FirstRand, South Africa’s largest bank by market value, has successfully sidestepped a surge in bad loans that has plagued some of its competitors by adopting a cautious lending approach in the wake of the Covid-19 pandemic. This strategic choice to prioritize prudence over rapid loan expansion has allowed FirstRand to navigate the challenging economic landscape with resilience.
In contrast to pursuing rapid loans growth, FirstRand carefully selected low- and medium-risk customers. As a result, its credit loss ratio, a critical metric measuring bad loans as a percentage of the total loan book, increased to 78 basis points over the 12 months to June, up from 56 basis points the previous year. Despite this uptick, it remained comfortably below FirstRand’s target range of 80-110 basis points.
In comparison, rival Standard Bank Group reported a credit loss ratio of 97 basis points in June, close to the upper end of its target range of 100 basis points. Nedbank Group, on the other hand, exceeded its upper target of 1%, recording a ratio of 1.21%, and Absa Group’s ratio stood at 1.27%.
FirstRand’s CEO, Alan Pullinger, explained this strategic approach, stating, “We knew coming out of Covid that households and businesses were not just going to bounce back to where they were in 2019.” Recognizing this, the bank decided to extend loans cautiously to both households and businesses.

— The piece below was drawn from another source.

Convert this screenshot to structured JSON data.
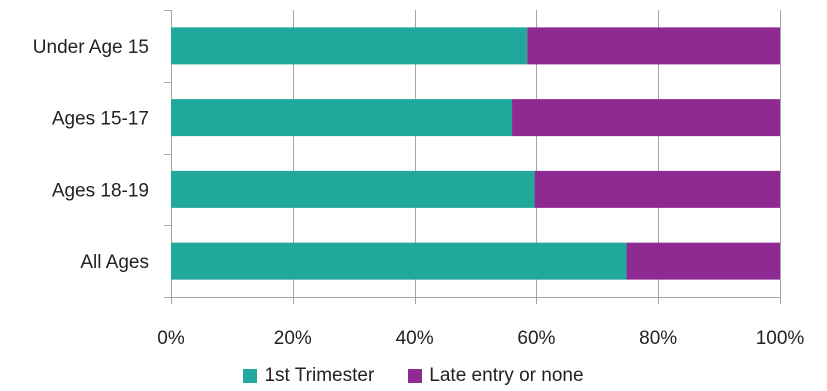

While the credit loss ratio is expected to rise in the coming year, Pullinger remains confident that it will remain within the mid-range of the target. This increase is likely to be driven by ongoing strains on consumers and businesses due to a weak macroeconomic outlook, which is dampening the recovery.

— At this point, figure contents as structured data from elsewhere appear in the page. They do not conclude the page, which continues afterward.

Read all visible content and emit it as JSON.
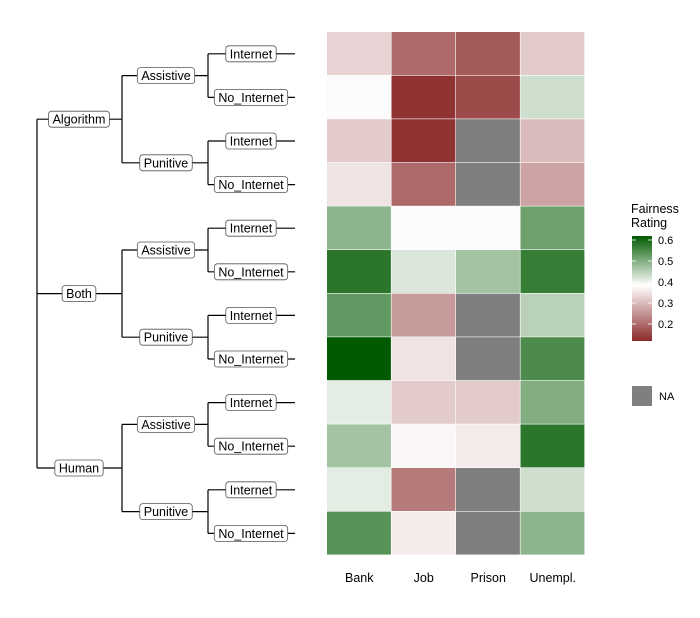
{
  "chart_data": {
    "type": "heatmap",
    "title": "",
    "columns": [
      "Bank",
      "Job",
      "Prison",
      "Unempl."
    ],
    "row_hierarchy": {
      "level1": [
        "Algorithm",
        "Both",
        "Human"
      ],
      "level2": [
        "Assistive",
        "Punitive"
      ],
      "level3": [
        "Internet",
        "No_Internet"
      ]
    },
    "rows": [
      {
        "agent": "Algorithm",
        "type": "Assistive",
        "access": "Internet",
        "values": [
          0.33,
          0.2,
          0.18,
          0.32
        ]
      },
      {
        "agent": "Algorithm",
        "type": "Assistive",
        "access": "No_Internet",
        "values": [
          0.39,
          0.13,
          0.16,
          0.43
        ]
      },
      {
        "agent": "Algorithm",
        "type": "Punitive",
        "access": "Internet",
        "values": [
          0.32,
          0.13,
          null,
          0.3
        ]
      },
      {
        "agent": "Algorithm",
        "type": "Punitive",
        "access": "No_Internet",
        "values": [
          0.35,
          0.2,
          null,
          0.27
        ]
      },
      {
        "agent": "Both",
        "type": "Assistive",
        "access": "Internet",
        "values": [
          0.49,
          0.38,
          0.38,
          0.52
        ]
      },
      {
        "agent": "Both",
        "type": "Assistive",
        "access": "No_Internet",
        "values": [
          0.58,
          0.42,
          0.47,
          0.57
        ]
      },
      {
        "agent": "Both",
        "type": "Punitive",
        "access": "Internet",
        "values": [
          0.53,
          0.26,
          null,
          0.45
        ]
      },
      {
        "agent": "Both",
        "type": "Punitive",
        "access": "No_Internet",
        "values": [
          0.62,
          0.35,
          null,
          0.55
        ]
      },
      {
        "agent": "Human",
        "type": "Assistive",
        "access": "Internet",
        "values": [
          0.41,
          0.32,
          0.32,
          0.5
        ]
      },
      {
        "agent": "Human",
        "type": "Assistive",
        "access": "No_Internet",
        "values": [
          0.47,
          0.375,
          0.36,
          0.58
        ]
      },
      {
        "agent": "Human",
        "type": "Punitive",
        "access": "Internet",
        "values": [
          0.41,
          0.22,
          null,
          0.43
        ]
      },
      {
        "agent": "Human",
        "type": "Punitive",
        "access": "No_Internet",
        "values": [
          0.54,
          0.36,
          null,
          0.49
        ]
      }
    ],
    "color_scale": {
      "low": "#8b2a2a",
      "mid": "#ffffff",
      "high": "#005a00",
      "min": 0.12,
      "mid_value": 0.385,
      "max": 0.62,
      "na_color": "#7f7f7f"
    },
    "legend": {
      "title_line1": "Fairness",
      "title_line2": "Rating",
      "ticks": [
        "0.6",
        "0.5",
        "0.4",
        "0.3",
        "0.2"
      ],
      "tick_values": [
        0.6,
        0.5,
        0.4,
        0.3,
        0.2
      ],
      "na_label": "NA",
      "placement": "right"
    }
  }
}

FirstRand’s overall impairment charge saw a 55% increase, reaching R10.9 billion, primarily fueled by challenges in its South African retail segment and a surge in bad loans within its UK business. Pullinger shed light on the situation in the UK, saying, “It’s a very tough environment at the moment in the UK with consumers having to face that cost of living combination of high interest rates, higher inflation, higher energy prices. These things are really weighing on households in the UK.”
However, Pullinger noted that approximately 70% of lending in the UK pertains to real estate, and the persistent property shortage in the country is expected to provide some cushioning effect on property values.

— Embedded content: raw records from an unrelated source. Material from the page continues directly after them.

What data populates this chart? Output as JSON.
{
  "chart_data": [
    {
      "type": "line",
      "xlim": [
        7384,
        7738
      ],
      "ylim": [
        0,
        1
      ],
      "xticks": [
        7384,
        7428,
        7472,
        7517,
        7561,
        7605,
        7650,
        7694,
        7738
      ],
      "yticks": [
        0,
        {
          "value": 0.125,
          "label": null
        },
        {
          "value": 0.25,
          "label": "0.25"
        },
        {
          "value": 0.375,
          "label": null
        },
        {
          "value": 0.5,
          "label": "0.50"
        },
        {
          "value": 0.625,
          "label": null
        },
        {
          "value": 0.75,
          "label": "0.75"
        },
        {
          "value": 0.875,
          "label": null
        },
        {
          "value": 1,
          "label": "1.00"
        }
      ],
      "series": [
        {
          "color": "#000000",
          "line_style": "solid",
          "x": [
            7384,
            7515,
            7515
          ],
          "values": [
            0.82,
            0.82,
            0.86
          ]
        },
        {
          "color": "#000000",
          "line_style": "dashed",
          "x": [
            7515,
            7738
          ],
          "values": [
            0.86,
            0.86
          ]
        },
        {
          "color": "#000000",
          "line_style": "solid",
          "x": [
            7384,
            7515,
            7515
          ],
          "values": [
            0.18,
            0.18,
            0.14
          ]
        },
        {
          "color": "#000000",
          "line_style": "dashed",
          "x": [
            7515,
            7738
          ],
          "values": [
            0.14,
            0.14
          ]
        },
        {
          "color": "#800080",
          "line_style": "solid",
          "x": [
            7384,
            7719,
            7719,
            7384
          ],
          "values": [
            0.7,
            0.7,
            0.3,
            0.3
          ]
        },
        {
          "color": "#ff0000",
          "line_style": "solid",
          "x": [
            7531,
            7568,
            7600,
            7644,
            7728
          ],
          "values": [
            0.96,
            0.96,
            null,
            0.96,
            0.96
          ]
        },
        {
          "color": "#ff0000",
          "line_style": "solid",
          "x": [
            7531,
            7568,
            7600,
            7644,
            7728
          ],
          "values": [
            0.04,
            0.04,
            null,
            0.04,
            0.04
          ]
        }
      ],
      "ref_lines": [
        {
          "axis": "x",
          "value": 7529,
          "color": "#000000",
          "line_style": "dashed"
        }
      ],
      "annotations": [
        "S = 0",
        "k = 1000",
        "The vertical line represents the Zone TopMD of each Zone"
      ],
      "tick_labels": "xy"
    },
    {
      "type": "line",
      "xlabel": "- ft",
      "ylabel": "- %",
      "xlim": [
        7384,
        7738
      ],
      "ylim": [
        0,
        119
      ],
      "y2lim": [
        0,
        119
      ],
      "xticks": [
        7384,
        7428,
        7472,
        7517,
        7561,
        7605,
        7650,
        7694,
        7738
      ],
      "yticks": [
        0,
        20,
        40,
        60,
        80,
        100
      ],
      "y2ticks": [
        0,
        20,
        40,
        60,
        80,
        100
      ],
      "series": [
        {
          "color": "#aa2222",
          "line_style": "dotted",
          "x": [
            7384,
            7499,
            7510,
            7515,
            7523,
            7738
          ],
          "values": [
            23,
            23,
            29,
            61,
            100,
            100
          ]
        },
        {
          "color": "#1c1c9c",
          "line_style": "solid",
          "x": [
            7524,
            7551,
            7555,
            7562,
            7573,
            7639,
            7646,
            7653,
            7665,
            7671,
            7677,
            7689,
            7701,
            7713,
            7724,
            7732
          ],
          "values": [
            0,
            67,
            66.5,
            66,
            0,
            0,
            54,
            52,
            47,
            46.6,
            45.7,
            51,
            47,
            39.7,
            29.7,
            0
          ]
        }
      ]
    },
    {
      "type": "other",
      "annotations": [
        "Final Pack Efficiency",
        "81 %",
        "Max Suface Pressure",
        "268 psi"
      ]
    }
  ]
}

Despite these challenges, FirstRand’s franchises in other African countries have delivered remarkable growth in pretax profit, posting a 32% increase. Even in the face of debt restructuring in Ghana, high interest rates, and inflation, the bank’s African operations continue to expand.
Looking ahead, Pullinger stated, “Over the next year, it is still going to be tough, but longer term, we are constructively positive on our broader Africa portfolio.”
Although FirstRand’s shares initially dropped by as much as 4.5%, they later recovered to a 4% loss by 3:28 p.m. in Johannesburg. This demonstrates the market’s recognition of FirstRand’s prudent strategy in safeguarding against credit losses during these uncertain times.